The new chapel was built in Queen Street in 1812, again on land which John secured as ‘a prominent and munificent supporter’. He retained the vaults below, which were let ‘to the scandal of the church’ to a ‘wine and brandy merchant’. One day some ‘wag’ posted the following verses on the cellar door:

There are spirits above and spirits below;

There are spirits of joy and spirits of woe.

The spirits above are the spirits divine;

The spirits below are the spirits of wine.

Gerald Mander commented that these

ribald lines … must have led to some head shakings in that strict and grave society. With what satisfaction must the Landlord, a regular attender in the chapel portion, have lent himself to his devotions secure in the knowledge that the basement was also paying its way!

In later life, John became a fashionable and benevolent figure about town, involved in every aspect of its governance and especially in the proliferating nonconformist charities which became his métier. He was reputed to be the first to have a brougham carriage in Wolverhampton. By the time he died aged 73 in August 1827, the population of the town had grown to 23,000. He was a ‘Georgian tycoon’, writes Barty-King, who had established a durable mix of business, philanthropic and property interests, including ‘one of the largest chemical elaboratories in the kingdom’.

He died leaving the then considerable sum of £16,000. He had drafted an eight-page will on 31 May 1827, leaving £2,000 to his second wife, Hannah (exclusive of the £1,000 left to her by her late husband), to be paid two years after his death. There was also an annuity.
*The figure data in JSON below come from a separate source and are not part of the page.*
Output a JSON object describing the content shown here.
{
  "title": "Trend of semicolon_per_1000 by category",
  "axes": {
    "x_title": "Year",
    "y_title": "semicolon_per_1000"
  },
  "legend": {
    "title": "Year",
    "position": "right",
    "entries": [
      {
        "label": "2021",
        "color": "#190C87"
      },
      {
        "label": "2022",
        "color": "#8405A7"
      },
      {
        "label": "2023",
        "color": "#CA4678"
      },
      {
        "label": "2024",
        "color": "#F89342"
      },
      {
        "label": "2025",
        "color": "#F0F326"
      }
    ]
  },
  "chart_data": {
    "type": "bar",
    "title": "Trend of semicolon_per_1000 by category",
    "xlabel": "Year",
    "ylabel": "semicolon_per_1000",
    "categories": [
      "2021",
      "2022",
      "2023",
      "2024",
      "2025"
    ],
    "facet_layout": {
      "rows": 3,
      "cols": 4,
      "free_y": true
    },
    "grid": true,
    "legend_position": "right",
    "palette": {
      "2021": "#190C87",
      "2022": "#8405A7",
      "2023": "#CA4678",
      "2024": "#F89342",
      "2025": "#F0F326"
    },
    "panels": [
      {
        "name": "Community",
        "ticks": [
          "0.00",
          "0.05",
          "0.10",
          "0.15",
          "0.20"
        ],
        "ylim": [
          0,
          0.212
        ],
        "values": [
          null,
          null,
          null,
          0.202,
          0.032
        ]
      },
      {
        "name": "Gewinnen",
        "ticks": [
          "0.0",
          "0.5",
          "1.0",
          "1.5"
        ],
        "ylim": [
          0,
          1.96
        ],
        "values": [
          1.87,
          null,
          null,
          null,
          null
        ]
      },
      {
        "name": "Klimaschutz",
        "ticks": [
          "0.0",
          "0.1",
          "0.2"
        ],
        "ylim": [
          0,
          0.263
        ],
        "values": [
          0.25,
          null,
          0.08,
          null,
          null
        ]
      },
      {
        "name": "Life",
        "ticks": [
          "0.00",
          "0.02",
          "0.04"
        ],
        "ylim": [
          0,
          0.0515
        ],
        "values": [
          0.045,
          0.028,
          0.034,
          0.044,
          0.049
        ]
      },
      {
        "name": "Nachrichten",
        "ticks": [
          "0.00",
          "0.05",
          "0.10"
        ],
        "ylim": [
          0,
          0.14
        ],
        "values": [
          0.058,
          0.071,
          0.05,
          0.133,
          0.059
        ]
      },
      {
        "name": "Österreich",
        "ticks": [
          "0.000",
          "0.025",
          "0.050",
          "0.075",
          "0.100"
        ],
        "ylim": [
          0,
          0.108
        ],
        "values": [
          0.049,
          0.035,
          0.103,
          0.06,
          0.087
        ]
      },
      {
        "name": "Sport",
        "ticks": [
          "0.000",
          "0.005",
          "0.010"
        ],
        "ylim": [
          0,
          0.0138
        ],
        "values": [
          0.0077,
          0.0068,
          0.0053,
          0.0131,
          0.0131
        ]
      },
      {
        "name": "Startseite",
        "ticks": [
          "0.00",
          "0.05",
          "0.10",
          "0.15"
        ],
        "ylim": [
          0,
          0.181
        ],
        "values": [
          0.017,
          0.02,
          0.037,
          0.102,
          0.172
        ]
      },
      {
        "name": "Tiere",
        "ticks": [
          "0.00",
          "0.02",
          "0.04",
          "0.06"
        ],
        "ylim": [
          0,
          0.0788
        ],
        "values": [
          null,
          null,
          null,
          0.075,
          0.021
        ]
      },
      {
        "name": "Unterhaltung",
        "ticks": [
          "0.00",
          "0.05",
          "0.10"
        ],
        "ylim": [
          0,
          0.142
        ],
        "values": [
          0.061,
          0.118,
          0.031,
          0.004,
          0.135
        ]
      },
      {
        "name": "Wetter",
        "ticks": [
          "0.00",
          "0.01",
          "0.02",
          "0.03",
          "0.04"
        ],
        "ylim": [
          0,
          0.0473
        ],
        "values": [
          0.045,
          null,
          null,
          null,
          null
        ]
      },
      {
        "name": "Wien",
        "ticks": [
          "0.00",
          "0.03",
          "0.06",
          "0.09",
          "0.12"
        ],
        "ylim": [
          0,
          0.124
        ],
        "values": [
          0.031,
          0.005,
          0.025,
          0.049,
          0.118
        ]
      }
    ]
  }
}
The £800 vested in trustees for his first wife, Esther, who had predeceased him, was transferred to his daughter, Amelia, who married a Chester wine merchant, John Williamson. He made detailed arrangements for the settling of his property all over Wolverhampton–in John Street, Queen Street, Princess Street and Can Lane. His obituary declared:

He had been for about fifty years a prominent friend of religion and education, for which he was not only unsparingly munificent, but indefatigably active. Many a widow and her family have owed the comforts, and many young tradesmen their successes, to his intelligence and generosity. The institutions which he founded will be his best monument, and the tale of the grateful his best panegyric.

His end was worthy of his life.

John was a capitalist entrepreneur first on the periphery of the great new scientific and politico-religious ideas fermenting in the West Midlands. His father, Thomas, had been born into a rural and agricultural society still recognisable as Shakespeare’s Warwickshire. By the time of his death in 1827, John was contributing to an urban and industrial economy based on new applications for science in manufacturing technology and new structures of economic organisation which had caused a transformation in England and were fast converting her Midland towns into the premier workshop of the world.

Through the enterprise of brothers Benjamin and John, the Mander family was set up as a mercantile dynasty in Wolverhampton, whose fortunes were founded on the mix of businesses which continued to bear their name for over two centuries. The brothers had defined the family in the new, guiding political culture of Low Church, Calvinistic Protestantism which had triumphed in Anglo-America: commercially adept, militantly expansionist, firmly convinced that it represented a chosen people and a manifest destiny.